Search Xpath with its value in XML Documents and Get Document URI From Marklogic


I have XML stored in MarkLogic as mentioned below

<testData>
  <datatypes>
    <datatypename>datatypename1</datatypename>
    <datatype>datatype1</datatype>
  </datatypes>
  <datavalue>
    <code>code1</code>
    <value>value1</value>
  </datavalue>
  <datavalue>
    <code>code2</code>
    <value>value2</value>
  </datavalue>
  <datavalue>
    <code>code3</code>
    <value>value3</value>
  </datavalue>
</testData>

and there is Possibility that Above values and document structure may Appear in another XML but with different URI.

So My Requirement is, I need all the document URIs from the MarkLogic which contains /testData/datatypes/datatypename as exact xpath and its exact value as datatypename1


Solution

  • The most straightforward approach is to create a path range index on /testData/datatypes/datatypename and use a path range query:

    cts:path-range-query("/testData/datatypes/datatypename", "=", "datatypename1")
    

    An alternative is to use a values query within scoping element queries:

    cts:element-query(xs:QName("testData"), 
      cts:element-query(xs:QName("datatypes"), 
        cts:element-value-query(xs:QName("datatypename"), "datatypename1"))) 
    

    This approach is more susceptible to false positives.
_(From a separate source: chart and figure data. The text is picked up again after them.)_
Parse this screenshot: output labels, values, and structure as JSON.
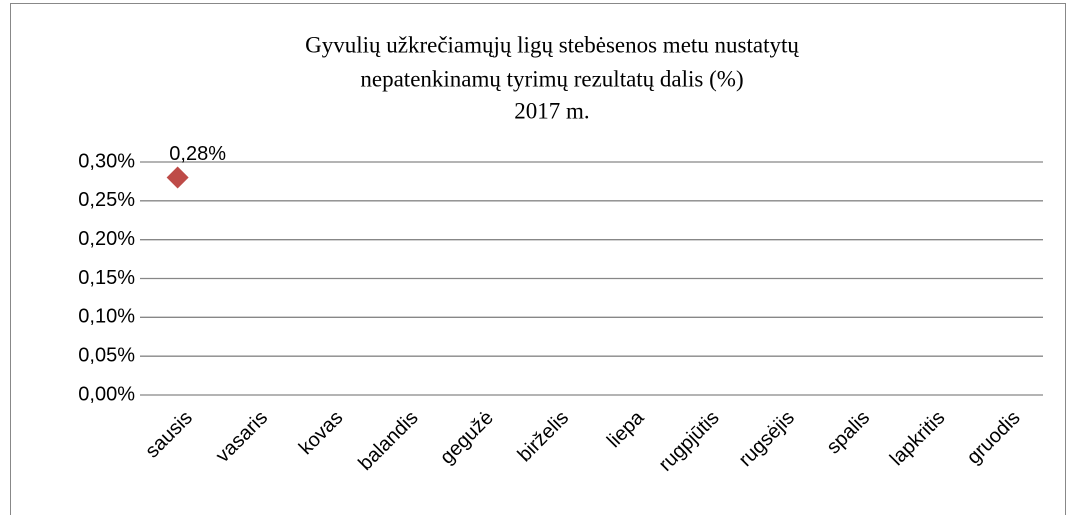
{
  "chart_data": {
    "type": "line",
    "title": [
      "Gyvulių užkrečiamųjų  ligų stebėsenos metu nustatytų",
      "nepatenkinamų tyrimų rezultatų dalis (%)",
      "2017  m."
    ],
    "categories": [
      "sausis",
      "vasaris",
      "kovas",
      "balandis",
      "gegužė",
      "birželis",
      "liepa",
      "rugpjūtis",
      "rugsėjis",
      "spalis",
      "lapkritis",
      "gruodis"
    ],
    "series": [
      {
        "color": "#be4b48",
        "values": [
          0.28,
          null,
          null,
          null,
          null,
          null,
          null,
          null,
          null,
          null,
          null,
          null
        ],
        "value_labels": [
          "0,28%",
          null,
          null,
          null,
          null,
          null,
          null,
          null,
          null,
          null,
          null,
          null
        ]
      }
    ],
    "ylim": [
      0,
      0.3
    ],
    "yticks": [
      {
        "value": 0,
        "label": "0,00%"
      },
      {
        "value": 0.05,
        "label": "0,05%"
      },
      {
        "value": 0.1,
        "label": "0,10%"
      },
      {
        "value": 0.15,
        "label": "0,15%"
      },
      {
        "value": 0.2,
        "label": "0,20%"
      },
      {
        "value": 0.25,
        "label": "0,25%"
      },
      {
        "value": 0.3,
        "label": "0,30%"
      }
    ],
    "grid": true
  }
}
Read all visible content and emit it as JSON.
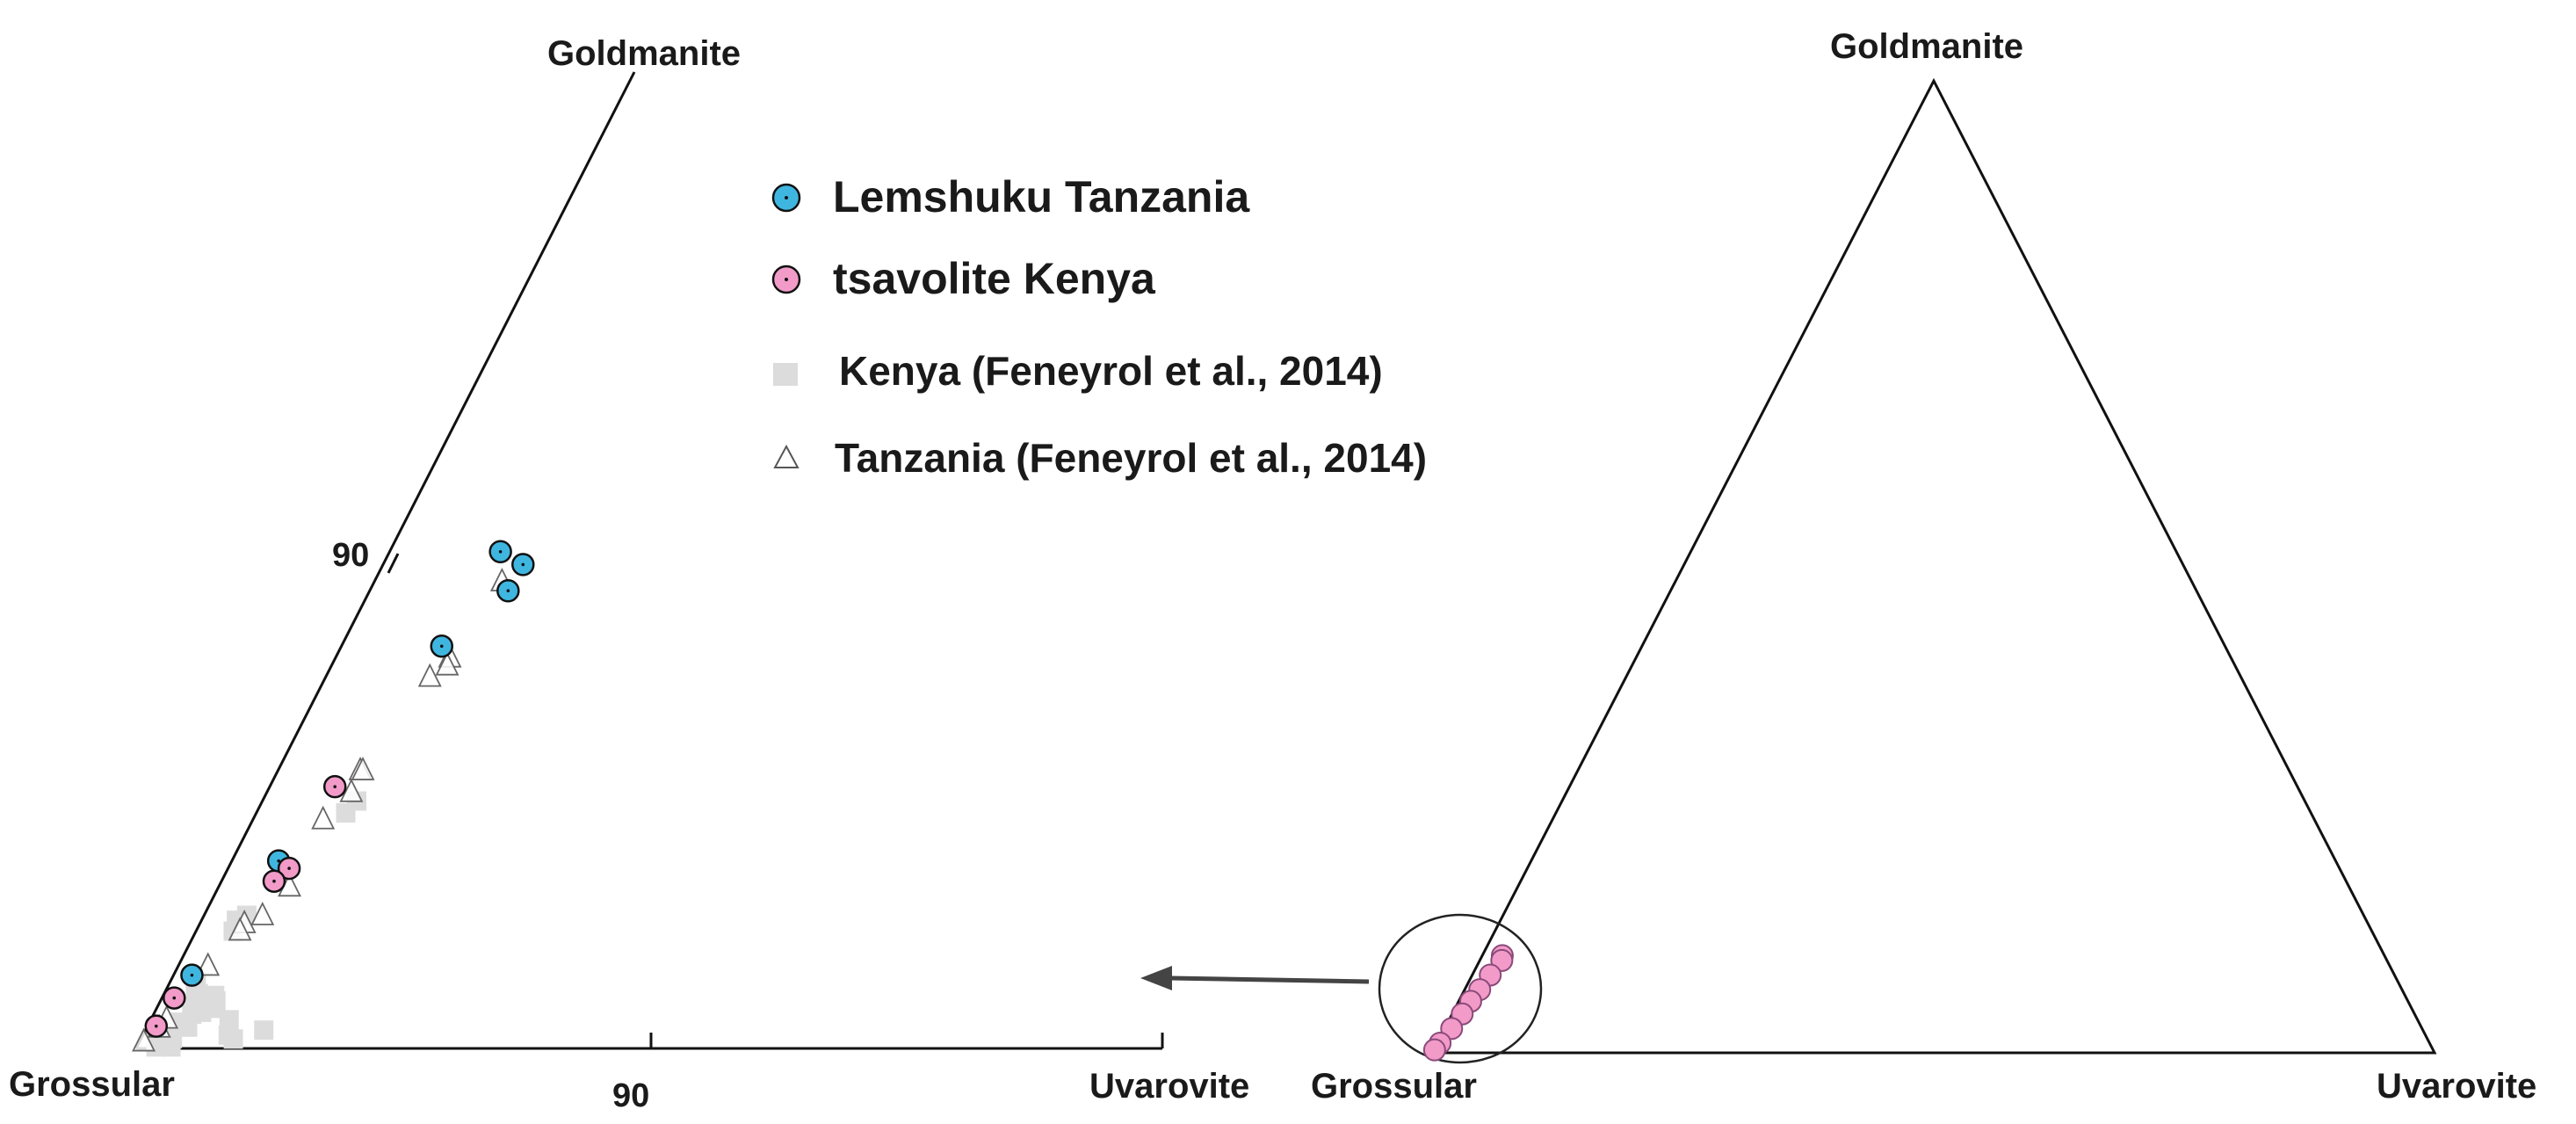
{
  "chart_data": [
    {
      "type": "scatter",
      "subtype": "ternary-zoom",
      "vertices": {
        "top": "Goldmanite",
        "left": "Grossular",
        "right": "Uvarovite"
      },
      "axis_ticks": {
        "goldmanite_tick": "90",
        "uvarovite_tick": "90"
      },
      "grid": false,
      "legend_placement": "top-right",
      "legend": [
        {
          "label": "Lemshuku Tanzania",
          "marker": "circle",
          "color": "#3fb6e0"
        },
        {
          "label": "tsavolite Kenya",
          "marker": "circle",
          "color": "#f29ac8"
        },
        {
          "label": "Kenya (Feneyrol et al., 2014)",
          "marker": "square",
          "color": "#dcdcdc"
        },
        {
          "label": "Tanzania (Feneyrol et al., 2014)",
          "marker": "triangle",
          "color": "#ffffff"
        }
      ],
      "series": [
        {
          "name": "Lemshuku Tanzania",
          "marker": "circle",
          "color": "#3fb6e0",
          "points_t_u": [
            [
              10.04,
              1.97
            ],
            [
              9.78,
              2.54
            ],
            [
              9.25,
              2.52
            ],
            [
              8.13,
              1.8
            ],
            [
              3.79,
              0.84
            ],
            [
              1.48,
              0.33
            ]
          ]
        },
        {
          "name": "tsavolite Kenya",
          "marker": "circle",
          "color": "#f29ac8",
          "points_t_u": [
            [
              5.29,
              1.17
            ],
            [
              3.64,
              1.12
            ],
            [
              3.38,
              0.96
            ],
            [
              1.02,
              0.22
            ],
            [
              0.45,
              0.16
            ]
          ]
        },
        {
          "name": "Kenya (Feneyrol et al., 2014)",
          "marker": "square",
          "color": "#dcdcdc",
          "points_t_u": [
            [
              5.0,
              1.74
            ],
            [
              4.76,
              1.65
            ],
            [
              2.69,
              0.78
            ],
            [
              2.59,
              0.63
            ],
            [
              2.37,
              0.68
            ],
            [
              1.33,
              0.49
            ],
            [
              1.18,
              0.55
            ],
            [
              1.11,
              0.64
            ],
            [
              1.07,
              0.98
            ],
            [
              0.96,
              1.06
            ],
            [
              0.83,
              0.71
            ],
            [
              0.81,
              1.02
            ],
            [
              0.73,
              0.9
            ],
            [
              0.69,
              0.73
            ],
            [
              0.58,
              1.51
            ],
            [
              0.53,
              0.59
            ],
            [
              0.43,
              0.78
            ],
            [
              0.37,
              2.29
            ],
            [
              0.36,
              0.4
            ],
            [
              0.27,
              1.65
            ],
            [
              0.2,
              0.6
            ],
            [
              0.19,
              1.79
            ],
            [
              0.08,
              0.35
            ],
            [
              0.03,
              0.66
            ],
            [
              0.03,
              0.37
            ]
          ]
        },
        {
          "name": "Tanzania (Feneyrol et al., 2014)",
          "marker": "triangle",
          "color": "#ffffff",
          "points_t_u": [
            [
              9.45,
              2.3
            ],
            [
              7.91,
              2.07
            ],
            [
              7.75,
              2.1
            ],
            [
              7.52,
              1.88
            ],
            [
              5.63,
              1.49
            ],
            [
              5.63,
              1.54
            ],
            [
              5.19,
              1.54
            ],
            [
              4.64,
              1.27
            ],
            [
              3.28,
              1.31
            ],
            [
              2.7,
              1.08
            ],
            [
              2.54,
              0.81
            ],
            [
              2.39,
              0.8
            ],
            [
              1.68,
              0.54
            ],
            [
              0.61,
              0.28
            ],
            [
              0.43,
              0.23
            ],
            [
              0.15,
              0.07
            ]
          ]
        }
      ]
    },
    {
      "type": "scatter",
      "subtype": "ternary-full",
      "vertices": {
        "top": "Goldmanite",
        "left": "Grossular",
        "right": "Uvarovite"
      },
      "grid": false,
      "points_t_u": [
        [
          10.0,
          2.0
        ],
        [
          9.5,
          2.2
        ],
        [
          8.0,
          1.8
        ],
        [
          6.5,
          1.5
        ],
        [
          5.3,
          1.2
        ],
        [
          4.0,
          1.0
        ],
        [
          2.5,
          0.7
        ],
        [
          1.0,
          0.3
        ],
        [
          0.3,
          0.1
        ]
      ]
    }
  ]
}
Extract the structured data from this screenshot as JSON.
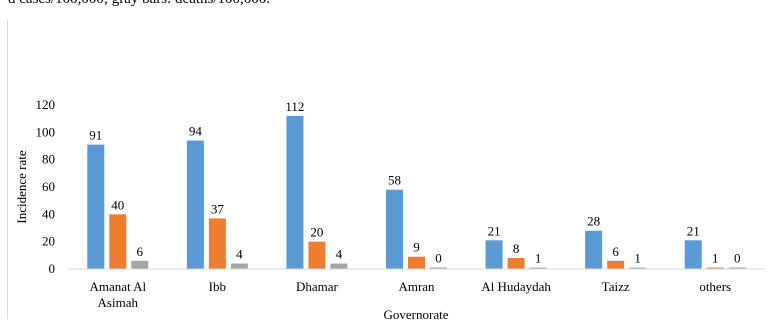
{
  "caption": "d cases/100,000; gray bars: deaths/100,000.",
  "chart_data": {
    "type": "bar",
    "xlabel": "Governorate",
    "ylabel": "Incidence  rate",
    "ylim": [
      0,
      120
    ],
    "yticks": [
      0,
      20,
      40,
      60,
      80,
      100,
      120
    ],
    "grid": false,
    "legend": "none",
    "categories": [
      "Amanat Al Asimah",
      "Ibb",
      "Dhamar",
      "Amran",
      "Al Hudaydah",
      "Taizz",
      "others"
    ],
    "series": [
      {
        "color": "#5b9bd5",
        "values": [
          91,
          94,
          112,
          58,
          21,
          28,
          21
        ]
      },
      {
        "color": "#ed7d31",
        "values": [
          40,
          37,
          20,
          9,
          8,
          6,
          1
        ]
      },
      {
        "color": "#a5a5a5",
        "values": [
          6,
          4,
          4,
          0,
          1,
          1,
          0
        ]
      }
    ]
  }
}
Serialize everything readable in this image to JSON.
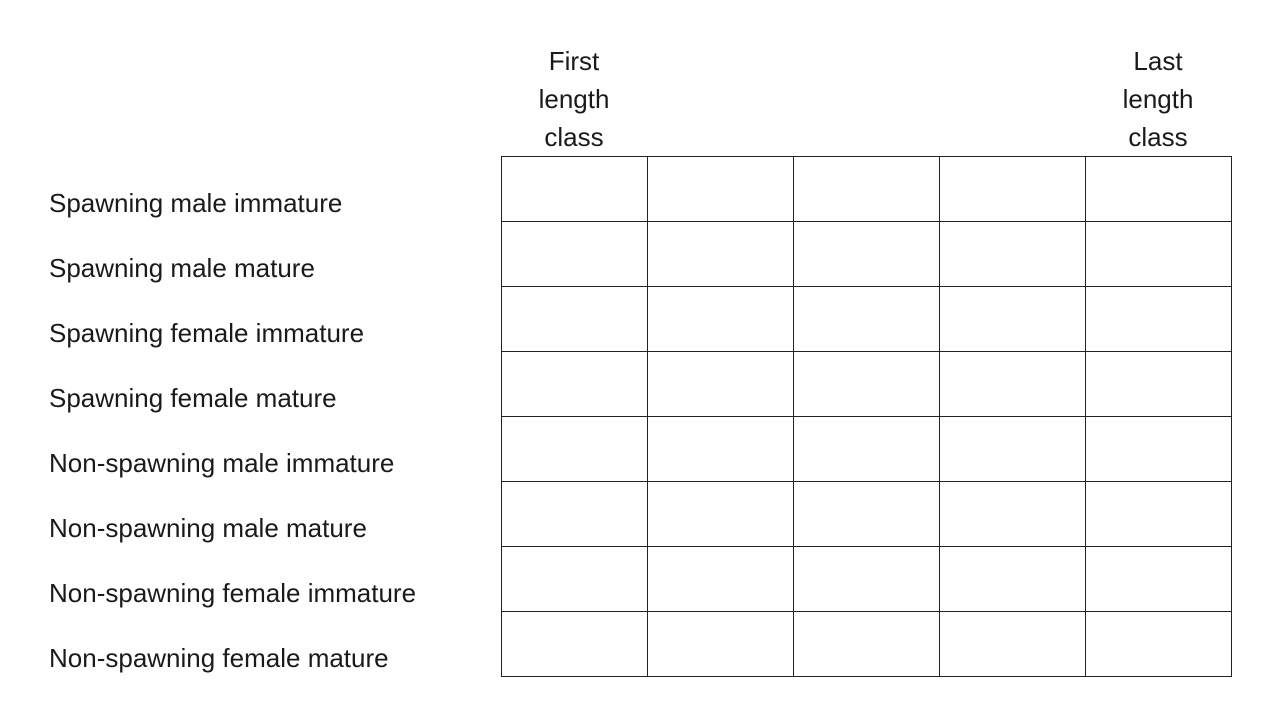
{
  "columns": {
    "first": [
      "First",
      "length",
      "class"
    ],
    "last": [
      "Last",
      "length",
      "class"
    ],
    "count": 5
  },
  "rows": [
    "Spawning male immature",
    "Spawning male mature",
    "Spawning female immature",
    "Spawning female mature",
    "Non-spawning male immature",
    "Non-spawning male mature",
    "Non-spawning female immature",
    "Non-spawning female mature"
  ]
}
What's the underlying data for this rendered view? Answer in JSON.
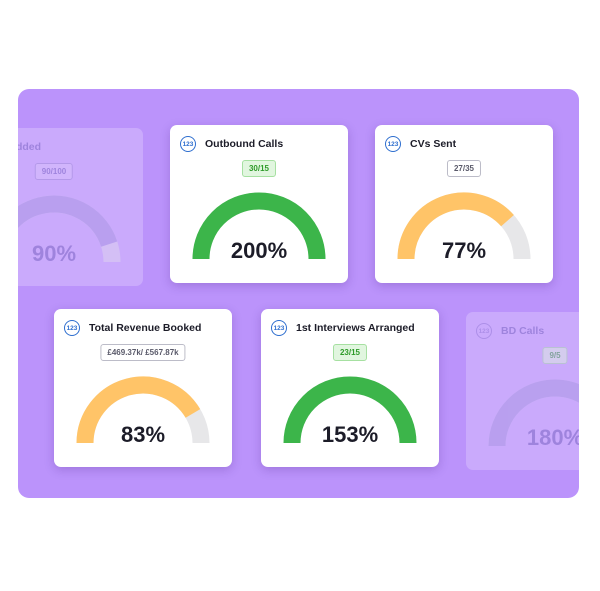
{
  "colors": {
    "panel": "#bb93fb",
    "green": "#3cb54a",
    "amber": "#ffc468",
    "track": "#e7e7e9",
    "muted_purple": "#9a8ed8"
  },
  "icon": {
    "label": "123",
    "name": "number-icon"
  },
  "cards": [
    {
      "id": "added",
      "title": "s Added",
      "badge": "90/100",
      "badge_style": "gray",
      "percent": "90%",
      "fill_fraction": 0.9,
      "color": "muted_purple",
      "faded": true
    },
    {
      "id": "outbound",
      "title": "Outbound Calls",
      "badge": "30/15",
      "badge_style": "green",
      "percent": "200%",
      "fill_fraction": 1.0,
      "color": "green",
      "faded": false
    },
    {
      "id": "cvs",
      "title": "CVs Sent",
      "badge": "27/35",
      "badge_style": "gray",
      "percent": "77%",
      "fill_fraction": 0.77,
      "color": "amber",
      "faded": false
    },
    {
      "id": "revenue",
      "title": "Total Revenue Booked",
      "badge": "£469.37k/ £567.87k",
      "badge_style": "gray",
      "percent": "83%",
      "fill_fraction": 0.83,
      "color": "amber",
      "faded": false
    },
    {
      "id": "interviews",
      "title": "1st Interviews Arranged",
      "badge": "23/15",
      "badge_style": "green",
      "percent": "153%",
      "fill_fraction": 1.0,
      "color": "green",
      "faded": false
    },
    {
      "id": "bd",
      "title": "BD Calls",
      "badge": "9/5",
      "badge_style": "green",
      "percent": "180%",
      "fill_fraction": 1.0,
      "color": "muted_purple",
      "faded": true
    }
  ]
}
For small candidate result sets, such false positives can be mitigated by filtering.

    For large candidate results sets, positional false positives (such as a document that has testData/datatypes and datatypes/datatypename but not testData/datatypes/datatypename) can be eliminated by indexing element positions. When punctuation is distinctive for the match, tokenization of the value will also produce false positives. In such cases, path range indexes are the correct solution for large candidate result sets.